I had Grok program a CNC g-code job for me, and although it provided some useful stuff, it was far from the best way to do it, and it would never actually run.
It was very helpful in finding me an audio amplifier that was compatible with both my receiver and my speakers on my pontoon boat, and it worked out great. The boat is rocking now at 3 times the volume and clarity. I'm the Commodore of highest regard among all who sail with me thanks to my excellent tunes.

Fred Drinkwater said...

Bring back Alta Vista!

frenchy said...

Ask it "Who killed JFK?" and see what you get.

Ampersand said...

People need information. Not so long ago they relied on print. Then Google. Now AI. The status quo will always be impermanent.

bagoh20 said...

Seems to me that one of the purposes of AI search is reducing the number of searches you need to do to find an answer, so it makes sense there would be less searching.

Wamphyr said...

Politics aside, if you want to search for something very specific the AI summary can be helpful.
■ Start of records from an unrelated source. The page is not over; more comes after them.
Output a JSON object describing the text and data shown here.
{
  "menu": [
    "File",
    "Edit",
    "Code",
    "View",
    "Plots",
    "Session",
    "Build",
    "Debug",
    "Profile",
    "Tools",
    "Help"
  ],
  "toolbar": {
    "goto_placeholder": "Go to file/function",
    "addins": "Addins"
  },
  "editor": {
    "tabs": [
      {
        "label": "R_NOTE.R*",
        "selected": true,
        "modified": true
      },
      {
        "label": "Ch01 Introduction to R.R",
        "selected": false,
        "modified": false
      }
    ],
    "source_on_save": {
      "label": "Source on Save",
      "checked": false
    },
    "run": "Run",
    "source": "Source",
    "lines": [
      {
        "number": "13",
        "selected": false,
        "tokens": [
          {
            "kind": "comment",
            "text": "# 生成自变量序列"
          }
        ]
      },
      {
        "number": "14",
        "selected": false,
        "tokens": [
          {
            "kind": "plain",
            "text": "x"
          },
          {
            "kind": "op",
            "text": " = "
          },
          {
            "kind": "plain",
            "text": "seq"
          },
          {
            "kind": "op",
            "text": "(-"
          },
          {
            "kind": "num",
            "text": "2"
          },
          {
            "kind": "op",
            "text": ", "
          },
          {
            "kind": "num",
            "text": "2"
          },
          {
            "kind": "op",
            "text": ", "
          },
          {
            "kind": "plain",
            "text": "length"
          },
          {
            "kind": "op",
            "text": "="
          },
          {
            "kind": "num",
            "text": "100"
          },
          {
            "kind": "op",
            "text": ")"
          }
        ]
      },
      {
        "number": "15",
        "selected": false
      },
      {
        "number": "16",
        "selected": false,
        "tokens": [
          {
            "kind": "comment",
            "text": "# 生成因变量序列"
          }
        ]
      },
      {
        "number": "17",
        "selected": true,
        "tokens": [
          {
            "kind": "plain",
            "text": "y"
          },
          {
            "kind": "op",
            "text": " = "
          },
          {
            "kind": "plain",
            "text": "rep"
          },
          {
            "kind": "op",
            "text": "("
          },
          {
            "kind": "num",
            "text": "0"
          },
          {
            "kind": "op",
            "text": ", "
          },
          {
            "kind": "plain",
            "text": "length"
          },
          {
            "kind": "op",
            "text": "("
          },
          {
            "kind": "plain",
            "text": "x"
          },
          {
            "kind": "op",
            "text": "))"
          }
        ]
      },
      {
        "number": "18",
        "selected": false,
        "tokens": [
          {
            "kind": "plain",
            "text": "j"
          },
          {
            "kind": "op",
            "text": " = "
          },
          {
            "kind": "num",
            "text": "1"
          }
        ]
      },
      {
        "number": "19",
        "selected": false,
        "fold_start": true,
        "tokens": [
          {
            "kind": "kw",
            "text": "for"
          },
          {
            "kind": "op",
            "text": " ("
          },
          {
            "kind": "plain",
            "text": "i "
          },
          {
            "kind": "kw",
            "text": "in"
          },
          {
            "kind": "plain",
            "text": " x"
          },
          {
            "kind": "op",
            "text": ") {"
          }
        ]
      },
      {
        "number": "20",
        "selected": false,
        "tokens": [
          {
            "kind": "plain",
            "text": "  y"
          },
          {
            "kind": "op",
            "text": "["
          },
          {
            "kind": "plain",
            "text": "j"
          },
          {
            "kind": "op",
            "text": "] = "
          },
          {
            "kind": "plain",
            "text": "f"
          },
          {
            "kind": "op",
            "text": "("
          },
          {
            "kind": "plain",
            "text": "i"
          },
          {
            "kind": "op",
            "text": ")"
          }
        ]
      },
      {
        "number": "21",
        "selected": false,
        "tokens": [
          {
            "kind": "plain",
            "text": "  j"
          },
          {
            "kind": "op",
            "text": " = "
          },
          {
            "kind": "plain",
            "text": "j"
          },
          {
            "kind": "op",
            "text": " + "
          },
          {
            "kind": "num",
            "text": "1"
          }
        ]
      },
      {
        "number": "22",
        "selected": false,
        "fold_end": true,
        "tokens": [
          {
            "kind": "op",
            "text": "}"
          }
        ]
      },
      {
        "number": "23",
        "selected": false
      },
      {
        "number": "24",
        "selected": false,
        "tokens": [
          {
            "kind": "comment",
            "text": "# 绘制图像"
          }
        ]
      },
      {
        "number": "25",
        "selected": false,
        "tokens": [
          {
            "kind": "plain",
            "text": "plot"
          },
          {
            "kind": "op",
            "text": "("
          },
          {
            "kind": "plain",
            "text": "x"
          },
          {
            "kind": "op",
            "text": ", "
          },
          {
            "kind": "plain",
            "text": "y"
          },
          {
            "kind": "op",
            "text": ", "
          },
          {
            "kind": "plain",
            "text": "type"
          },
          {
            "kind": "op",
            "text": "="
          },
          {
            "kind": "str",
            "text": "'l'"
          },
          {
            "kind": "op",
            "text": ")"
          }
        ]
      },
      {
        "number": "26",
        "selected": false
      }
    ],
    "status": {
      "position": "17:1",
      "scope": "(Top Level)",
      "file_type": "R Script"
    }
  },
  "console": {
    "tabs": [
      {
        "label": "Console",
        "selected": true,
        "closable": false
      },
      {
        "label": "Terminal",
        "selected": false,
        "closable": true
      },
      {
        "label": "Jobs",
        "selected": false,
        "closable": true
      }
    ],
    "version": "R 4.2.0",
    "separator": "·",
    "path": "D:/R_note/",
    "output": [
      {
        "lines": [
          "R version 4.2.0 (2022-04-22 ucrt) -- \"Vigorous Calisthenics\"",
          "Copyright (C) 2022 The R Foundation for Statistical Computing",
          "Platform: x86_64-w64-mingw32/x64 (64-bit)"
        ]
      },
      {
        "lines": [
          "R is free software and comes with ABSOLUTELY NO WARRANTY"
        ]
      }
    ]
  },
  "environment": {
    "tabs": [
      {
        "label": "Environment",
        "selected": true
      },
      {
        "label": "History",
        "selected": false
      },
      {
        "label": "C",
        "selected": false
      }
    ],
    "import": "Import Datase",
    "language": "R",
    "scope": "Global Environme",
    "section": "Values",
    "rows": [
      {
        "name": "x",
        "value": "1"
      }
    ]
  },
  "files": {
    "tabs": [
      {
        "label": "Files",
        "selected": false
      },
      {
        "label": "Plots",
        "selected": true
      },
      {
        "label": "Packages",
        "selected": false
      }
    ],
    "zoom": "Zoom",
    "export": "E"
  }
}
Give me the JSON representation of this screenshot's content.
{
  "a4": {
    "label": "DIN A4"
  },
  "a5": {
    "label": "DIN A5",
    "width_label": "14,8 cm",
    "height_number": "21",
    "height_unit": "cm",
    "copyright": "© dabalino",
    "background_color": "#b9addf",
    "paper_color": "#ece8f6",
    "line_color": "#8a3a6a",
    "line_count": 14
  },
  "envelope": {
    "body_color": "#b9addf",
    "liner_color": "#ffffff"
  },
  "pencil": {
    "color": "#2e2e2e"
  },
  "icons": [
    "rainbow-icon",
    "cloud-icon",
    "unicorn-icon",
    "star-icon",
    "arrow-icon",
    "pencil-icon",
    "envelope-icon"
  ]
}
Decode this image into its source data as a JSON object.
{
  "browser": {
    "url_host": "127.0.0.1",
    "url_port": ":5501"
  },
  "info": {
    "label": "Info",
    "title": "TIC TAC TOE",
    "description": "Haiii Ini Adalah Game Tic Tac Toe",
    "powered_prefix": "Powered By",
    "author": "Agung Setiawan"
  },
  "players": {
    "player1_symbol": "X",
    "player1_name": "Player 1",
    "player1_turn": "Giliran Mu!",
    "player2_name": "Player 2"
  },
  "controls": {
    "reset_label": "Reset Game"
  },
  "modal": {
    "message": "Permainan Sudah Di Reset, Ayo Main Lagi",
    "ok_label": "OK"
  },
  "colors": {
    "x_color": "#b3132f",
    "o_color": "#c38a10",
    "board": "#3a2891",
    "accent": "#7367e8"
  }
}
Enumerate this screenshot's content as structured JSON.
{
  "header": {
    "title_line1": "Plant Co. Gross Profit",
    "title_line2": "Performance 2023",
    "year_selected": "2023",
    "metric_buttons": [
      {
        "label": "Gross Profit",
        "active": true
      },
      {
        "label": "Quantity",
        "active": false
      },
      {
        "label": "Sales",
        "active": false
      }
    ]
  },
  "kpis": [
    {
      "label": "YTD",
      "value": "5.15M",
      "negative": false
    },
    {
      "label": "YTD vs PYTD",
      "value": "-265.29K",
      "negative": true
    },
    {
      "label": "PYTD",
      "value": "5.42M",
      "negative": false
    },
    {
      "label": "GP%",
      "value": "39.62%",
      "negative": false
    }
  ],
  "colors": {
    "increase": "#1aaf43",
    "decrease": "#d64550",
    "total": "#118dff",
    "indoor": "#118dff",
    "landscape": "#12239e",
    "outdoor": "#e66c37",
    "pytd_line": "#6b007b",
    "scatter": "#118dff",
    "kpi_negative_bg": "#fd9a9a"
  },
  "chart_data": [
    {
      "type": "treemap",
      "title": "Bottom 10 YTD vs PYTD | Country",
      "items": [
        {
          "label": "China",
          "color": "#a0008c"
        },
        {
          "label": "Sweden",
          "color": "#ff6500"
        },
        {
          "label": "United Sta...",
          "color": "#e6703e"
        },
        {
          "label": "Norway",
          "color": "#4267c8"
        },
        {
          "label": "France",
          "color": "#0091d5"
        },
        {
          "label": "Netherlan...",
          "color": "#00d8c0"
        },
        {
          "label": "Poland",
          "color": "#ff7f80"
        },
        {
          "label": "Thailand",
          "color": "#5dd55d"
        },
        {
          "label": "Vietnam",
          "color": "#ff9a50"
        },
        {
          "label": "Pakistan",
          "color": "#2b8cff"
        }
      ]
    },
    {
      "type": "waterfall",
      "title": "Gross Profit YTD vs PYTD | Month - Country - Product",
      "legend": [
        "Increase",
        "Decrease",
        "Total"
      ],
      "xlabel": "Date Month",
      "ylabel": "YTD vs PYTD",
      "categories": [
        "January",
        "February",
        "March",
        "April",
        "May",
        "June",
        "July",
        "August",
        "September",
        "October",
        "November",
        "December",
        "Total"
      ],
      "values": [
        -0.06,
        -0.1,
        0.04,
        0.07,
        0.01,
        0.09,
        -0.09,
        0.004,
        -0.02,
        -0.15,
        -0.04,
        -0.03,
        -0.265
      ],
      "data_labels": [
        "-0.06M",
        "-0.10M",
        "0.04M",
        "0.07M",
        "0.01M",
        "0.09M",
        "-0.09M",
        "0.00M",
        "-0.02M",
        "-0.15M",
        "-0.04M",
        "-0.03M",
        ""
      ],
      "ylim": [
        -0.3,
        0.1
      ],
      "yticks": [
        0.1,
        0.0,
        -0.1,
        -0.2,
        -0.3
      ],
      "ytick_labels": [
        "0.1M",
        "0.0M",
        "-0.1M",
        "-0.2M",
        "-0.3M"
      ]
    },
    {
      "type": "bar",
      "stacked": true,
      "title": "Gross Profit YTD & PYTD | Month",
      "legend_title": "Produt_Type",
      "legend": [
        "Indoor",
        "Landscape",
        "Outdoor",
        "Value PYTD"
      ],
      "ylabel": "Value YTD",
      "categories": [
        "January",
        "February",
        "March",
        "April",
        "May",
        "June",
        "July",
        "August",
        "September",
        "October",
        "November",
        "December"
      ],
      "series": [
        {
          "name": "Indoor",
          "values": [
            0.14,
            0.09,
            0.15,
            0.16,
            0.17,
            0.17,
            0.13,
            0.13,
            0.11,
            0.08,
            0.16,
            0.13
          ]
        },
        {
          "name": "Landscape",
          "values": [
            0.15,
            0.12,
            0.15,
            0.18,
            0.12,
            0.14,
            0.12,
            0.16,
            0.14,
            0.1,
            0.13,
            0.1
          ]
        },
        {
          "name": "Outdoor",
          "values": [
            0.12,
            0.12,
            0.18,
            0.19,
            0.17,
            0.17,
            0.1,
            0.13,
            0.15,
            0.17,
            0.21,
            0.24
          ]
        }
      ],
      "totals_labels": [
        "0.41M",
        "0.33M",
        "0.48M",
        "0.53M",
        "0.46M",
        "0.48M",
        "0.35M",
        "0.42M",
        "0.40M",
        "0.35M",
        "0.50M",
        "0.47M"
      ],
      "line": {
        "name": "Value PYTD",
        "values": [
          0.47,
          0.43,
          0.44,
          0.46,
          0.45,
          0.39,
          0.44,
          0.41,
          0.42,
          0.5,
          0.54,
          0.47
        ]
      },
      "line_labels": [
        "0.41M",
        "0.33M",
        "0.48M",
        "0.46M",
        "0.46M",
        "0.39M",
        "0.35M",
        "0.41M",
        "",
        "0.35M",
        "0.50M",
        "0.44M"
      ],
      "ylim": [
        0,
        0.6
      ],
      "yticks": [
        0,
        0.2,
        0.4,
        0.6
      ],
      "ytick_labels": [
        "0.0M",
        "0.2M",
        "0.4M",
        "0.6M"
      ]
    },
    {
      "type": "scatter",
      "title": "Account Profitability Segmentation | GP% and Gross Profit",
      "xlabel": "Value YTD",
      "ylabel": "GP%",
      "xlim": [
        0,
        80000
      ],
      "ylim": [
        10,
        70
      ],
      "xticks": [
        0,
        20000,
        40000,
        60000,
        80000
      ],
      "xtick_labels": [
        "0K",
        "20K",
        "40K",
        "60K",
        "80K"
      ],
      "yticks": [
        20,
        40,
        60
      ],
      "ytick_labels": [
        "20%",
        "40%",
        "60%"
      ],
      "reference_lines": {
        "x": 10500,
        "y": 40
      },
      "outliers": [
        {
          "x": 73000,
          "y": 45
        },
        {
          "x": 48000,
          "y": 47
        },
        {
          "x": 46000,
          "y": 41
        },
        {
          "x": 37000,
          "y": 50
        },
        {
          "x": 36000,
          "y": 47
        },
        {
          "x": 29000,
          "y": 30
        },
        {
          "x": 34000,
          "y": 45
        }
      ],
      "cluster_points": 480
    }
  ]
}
For example, I was trying to replace a circular saw blade, and wanted to know if I should turn the allen wrench screw clockwise or counter clockwise to remove the old blade. I don't need to wade through 15 sites (and get exposed to ads taking up screen real estate trying to sell me cufflinks, or something equally useless) to find the info (don't get me started about getting links to videos.) So I'd rather see if a summary will answer my question, or at least a good link to a step by step instruction.

Jaq said...

It probably won't last, I remember when Google was great, for example, but AI search is just completely superior. I don't use the summary, I just search from ChatGPT. Grok is probably just as good.